Evans and Rogers adopted or fostered four other children, but they experienced two more wrenching losses in the next decade, as their daughter Deborah died in a bus accident in 1964, and their son John David (Sandy) choked to death while serving in the U.S. Army in Germany in 1965.
Evans compiled an impressive portfolio of songwriting credits, including the top-selling single "Aha, San Antone." She also made 30 children's records, most notably Happy Birthday, Gentle Savior, which featured her own songs. Deeply committed to her Christian faith, Evans also penned the 1955 gospel song "The Bible Tells Me So," which remains popular today.
Sharing her life experiences as well as her religious beliefs, Evans wrote numerous books over the years. She told the story of her beloved daughter Robin in 1953's Angel Unaware, a book that has been republished several times over the years. Evans also offered advice to others, from the very young in Cool It or Lose It (1972) to the senior set in Grandparents Can (1983). In 1994, Evans and Rogers published Happy Trails: Our Life Story, a memoir of their years together.

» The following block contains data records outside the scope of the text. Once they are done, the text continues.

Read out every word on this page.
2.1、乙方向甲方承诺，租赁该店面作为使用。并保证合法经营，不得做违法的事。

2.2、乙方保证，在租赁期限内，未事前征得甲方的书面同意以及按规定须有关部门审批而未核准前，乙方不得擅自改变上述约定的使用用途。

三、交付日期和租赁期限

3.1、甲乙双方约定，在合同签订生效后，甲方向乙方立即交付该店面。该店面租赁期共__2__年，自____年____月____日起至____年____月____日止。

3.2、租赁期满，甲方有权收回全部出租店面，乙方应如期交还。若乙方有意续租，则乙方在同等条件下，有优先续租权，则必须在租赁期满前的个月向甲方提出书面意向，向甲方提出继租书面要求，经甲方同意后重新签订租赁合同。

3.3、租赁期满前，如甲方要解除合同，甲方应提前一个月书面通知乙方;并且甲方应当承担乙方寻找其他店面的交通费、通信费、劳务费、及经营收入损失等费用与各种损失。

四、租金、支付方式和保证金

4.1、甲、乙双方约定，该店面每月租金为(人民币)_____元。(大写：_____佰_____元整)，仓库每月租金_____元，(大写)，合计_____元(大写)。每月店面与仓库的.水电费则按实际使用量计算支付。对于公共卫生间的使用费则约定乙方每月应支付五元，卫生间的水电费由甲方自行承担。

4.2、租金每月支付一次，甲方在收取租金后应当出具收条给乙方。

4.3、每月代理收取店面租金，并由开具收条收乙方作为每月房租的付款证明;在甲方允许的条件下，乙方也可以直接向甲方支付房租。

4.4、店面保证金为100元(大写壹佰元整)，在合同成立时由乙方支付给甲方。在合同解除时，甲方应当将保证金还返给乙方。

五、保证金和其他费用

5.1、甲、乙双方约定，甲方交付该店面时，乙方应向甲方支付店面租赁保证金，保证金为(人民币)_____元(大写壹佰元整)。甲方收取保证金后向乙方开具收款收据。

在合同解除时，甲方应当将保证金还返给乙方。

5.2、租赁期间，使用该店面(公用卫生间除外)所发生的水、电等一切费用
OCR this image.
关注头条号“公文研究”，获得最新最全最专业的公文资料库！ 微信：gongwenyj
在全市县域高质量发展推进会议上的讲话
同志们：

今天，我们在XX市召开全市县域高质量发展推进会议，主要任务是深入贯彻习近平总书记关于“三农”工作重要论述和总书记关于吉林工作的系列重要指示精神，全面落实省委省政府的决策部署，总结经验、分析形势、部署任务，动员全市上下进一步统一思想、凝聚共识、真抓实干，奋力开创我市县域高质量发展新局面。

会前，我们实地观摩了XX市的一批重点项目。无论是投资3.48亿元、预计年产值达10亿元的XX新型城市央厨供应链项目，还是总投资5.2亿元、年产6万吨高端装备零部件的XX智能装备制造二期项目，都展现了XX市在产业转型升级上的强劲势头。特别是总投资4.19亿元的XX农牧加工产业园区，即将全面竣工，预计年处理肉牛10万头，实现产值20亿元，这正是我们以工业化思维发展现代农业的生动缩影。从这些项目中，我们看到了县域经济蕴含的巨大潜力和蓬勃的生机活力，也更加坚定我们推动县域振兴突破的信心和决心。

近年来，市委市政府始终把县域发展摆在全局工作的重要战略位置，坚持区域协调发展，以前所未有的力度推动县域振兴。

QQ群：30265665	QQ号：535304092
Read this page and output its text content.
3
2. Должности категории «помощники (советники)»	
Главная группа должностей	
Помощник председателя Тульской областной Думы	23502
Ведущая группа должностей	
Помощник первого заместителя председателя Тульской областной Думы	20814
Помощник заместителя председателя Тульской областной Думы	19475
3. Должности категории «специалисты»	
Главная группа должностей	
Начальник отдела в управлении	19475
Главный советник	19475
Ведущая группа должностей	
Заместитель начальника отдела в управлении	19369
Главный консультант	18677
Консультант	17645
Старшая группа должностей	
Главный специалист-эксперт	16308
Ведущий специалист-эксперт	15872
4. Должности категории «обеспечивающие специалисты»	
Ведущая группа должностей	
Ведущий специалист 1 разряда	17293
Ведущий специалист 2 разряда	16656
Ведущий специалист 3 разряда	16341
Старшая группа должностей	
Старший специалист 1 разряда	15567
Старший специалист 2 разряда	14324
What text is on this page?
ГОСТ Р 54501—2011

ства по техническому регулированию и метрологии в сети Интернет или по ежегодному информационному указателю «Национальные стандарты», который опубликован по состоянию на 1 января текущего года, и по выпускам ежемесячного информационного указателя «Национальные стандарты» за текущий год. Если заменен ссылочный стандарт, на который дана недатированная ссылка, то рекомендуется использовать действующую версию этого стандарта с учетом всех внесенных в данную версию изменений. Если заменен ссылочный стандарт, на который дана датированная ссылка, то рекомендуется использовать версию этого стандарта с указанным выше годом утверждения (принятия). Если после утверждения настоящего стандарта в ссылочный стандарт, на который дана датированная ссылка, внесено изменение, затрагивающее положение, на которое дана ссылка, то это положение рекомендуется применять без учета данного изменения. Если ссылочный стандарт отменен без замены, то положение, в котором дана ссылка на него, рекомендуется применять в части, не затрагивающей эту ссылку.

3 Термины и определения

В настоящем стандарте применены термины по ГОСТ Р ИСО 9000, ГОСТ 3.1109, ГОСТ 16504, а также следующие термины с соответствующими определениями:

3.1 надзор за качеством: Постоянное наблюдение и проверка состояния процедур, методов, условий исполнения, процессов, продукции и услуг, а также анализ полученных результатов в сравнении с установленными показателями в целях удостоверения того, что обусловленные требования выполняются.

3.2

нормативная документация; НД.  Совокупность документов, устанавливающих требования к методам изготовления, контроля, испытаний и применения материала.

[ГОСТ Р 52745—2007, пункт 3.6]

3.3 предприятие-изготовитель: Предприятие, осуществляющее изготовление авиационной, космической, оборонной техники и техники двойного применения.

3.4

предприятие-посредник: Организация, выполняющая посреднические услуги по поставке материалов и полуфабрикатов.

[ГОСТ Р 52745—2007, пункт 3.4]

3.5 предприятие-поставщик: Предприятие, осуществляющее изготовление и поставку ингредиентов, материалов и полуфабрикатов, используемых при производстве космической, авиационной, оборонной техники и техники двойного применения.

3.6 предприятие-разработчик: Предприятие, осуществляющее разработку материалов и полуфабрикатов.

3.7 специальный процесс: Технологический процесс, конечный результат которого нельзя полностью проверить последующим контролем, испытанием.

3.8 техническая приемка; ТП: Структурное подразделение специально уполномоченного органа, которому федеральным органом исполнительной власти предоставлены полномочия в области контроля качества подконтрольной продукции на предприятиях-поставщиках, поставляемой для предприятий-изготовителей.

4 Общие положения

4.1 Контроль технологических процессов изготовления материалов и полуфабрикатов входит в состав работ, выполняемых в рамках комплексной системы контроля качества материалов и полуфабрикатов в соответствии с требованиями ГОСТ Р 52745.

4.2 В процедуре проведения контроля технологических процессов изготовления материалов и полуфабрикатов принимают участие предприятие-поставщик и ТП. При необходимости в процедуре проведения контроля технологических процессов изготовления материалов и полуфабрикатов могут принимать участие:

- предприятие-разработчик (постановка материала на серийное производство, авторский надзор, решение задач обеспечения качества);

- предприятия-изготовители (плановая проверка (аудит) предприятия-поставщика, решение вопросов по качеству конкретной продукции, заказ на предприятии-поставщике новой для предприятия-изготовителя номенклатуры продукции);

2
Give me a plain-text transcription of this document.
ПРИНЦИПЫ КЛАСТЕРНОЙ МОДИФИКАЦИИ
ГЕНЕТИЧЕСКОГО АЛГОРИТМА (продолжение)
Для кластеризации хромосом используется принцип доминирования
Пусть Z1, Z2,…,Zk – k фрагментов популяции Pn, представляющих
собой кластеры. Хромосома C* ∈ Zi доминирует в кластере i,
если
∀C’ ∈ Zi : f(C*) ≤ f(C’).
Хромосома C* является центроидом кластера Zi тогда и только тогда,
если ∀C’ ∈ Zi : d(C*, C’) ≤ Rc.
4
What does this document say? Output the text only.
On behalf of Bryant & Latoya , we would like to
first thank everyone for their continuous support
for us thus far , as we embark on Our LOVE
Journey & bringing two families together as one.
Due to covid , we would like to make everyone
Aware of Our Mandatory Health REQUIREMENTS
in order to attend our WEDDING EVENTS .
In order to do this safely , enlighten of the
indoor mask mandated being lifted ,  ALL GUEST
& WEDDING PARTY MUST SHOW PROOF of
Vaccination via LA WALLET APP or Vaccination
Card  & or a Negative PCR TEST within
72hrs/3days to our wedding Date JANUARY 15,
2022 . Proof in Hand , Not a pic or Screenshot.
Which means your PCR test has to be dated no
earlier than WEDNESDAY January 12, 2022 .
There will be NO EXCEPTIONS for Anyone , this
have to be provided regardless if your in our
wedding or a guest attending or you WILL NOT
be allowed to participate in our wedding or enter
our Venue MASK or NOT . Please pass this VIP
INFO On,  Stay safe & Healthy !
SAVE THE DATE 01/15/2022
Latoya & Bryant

Evans lost her husband Roy Rogers in 1998. He was 86 years old, and his death meant the end of one of the most famous relationships in pop culture. Evans herself struggled with health problems. She suffered a heart attack in 1992 and a stroke in 1996, but she remained active. In 1996, Evans began hosting her own show, A Date With Dale, on the religiously oriented Trinity Broadcasting Network.
Reflecting on her later life, Evans published the autobiography Rainbow on a Hard Trail in 1999. On February 7, 2001, she died at her home in Apple Valley, California at the age of 88. Evans was laid to rest next to her late husband at the local cemetery. She and her husband have remained a part of the national culture, living on as icons of the western films they helped make popular. They still have a devoted fan base, and Evans' stepson Roy "Dusty" Rogers Jr. continues to perform Evans's songs and other western classics. And in 2012, the town of Apple Valley held a two-day celebration to mark the centennial anniversary of the famous western star's birth. Family members greeted fans and tours were given of the Rogers former residence as part of this special event.